Theory Four—It’s my Brain

I admit I’m not as young as I used to be.  Maybe I’m forgetting to wash my only my left armpit in the shower.  But how could I forget something so vital, and why only the left?  I am left handed, so maybe that’s it.  The right hand, in this case, doesn’t know what the left hand it doing. I’m actually leaning toward this theory.  Showers happen early in the morning when I’m not quite awake.  Anything I do pre-coffee falls under suspicion.

Everything happens for a reason, and is an opportunity to learn. So what lesson can possibly lie in the middle of my left pit?  I’ve learned that change is the only constant.  I thought acne was behind me, too, and that adolescent roller coaster of moody, uncontrollable emotion.  Turns out I was wrong about that, too.

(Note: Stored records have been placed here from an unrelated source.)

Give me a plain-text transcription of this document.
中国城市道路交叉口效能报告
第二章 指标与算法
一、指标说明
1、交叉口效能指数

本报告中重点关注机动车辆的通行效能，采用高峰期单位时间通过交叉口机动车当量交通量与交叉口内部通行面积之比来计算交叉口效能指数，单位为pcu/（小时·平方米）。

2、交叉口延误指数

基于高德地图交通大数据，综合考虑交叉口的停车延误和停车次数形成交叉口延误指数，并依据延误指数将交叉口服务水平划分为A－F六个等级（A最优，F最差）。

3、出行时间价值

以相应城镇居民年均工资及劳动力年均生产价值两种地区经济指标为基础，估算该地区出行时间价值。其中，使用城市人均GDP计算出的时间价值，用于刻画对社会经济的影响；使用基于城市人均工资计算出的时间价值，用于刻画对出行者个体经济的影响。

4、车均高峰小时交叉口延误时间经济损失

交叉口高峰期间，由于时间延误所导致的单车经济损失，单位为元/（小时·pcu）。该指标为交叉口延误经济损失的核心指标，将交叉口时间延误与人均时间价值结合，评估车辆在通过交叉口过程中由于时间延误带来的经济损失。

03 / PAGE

In this stage of my life, I’ve also learned about perseverance.  I haven’t let the pit problem derail me, nor the way I constantly have my hand on a wall, or the way I feel when in a room full of people, or the break up with my long term career, or my husband’s cancer.  I keep on. I keep scrubbing. I keep walking. I keep hoping. I keep writing.

It’s also about self-acceptance. At thirty, or even forty, I would not have let my pit flag fly for all of you to read about.  But now, in my fifties, I’m cool with myself, from the top of my head down to the tip of my puffy feet.  Now, I can say it to all of you.  Hello, my name is Joni. I touch walls.  And one of my armpits smells worse than the other one.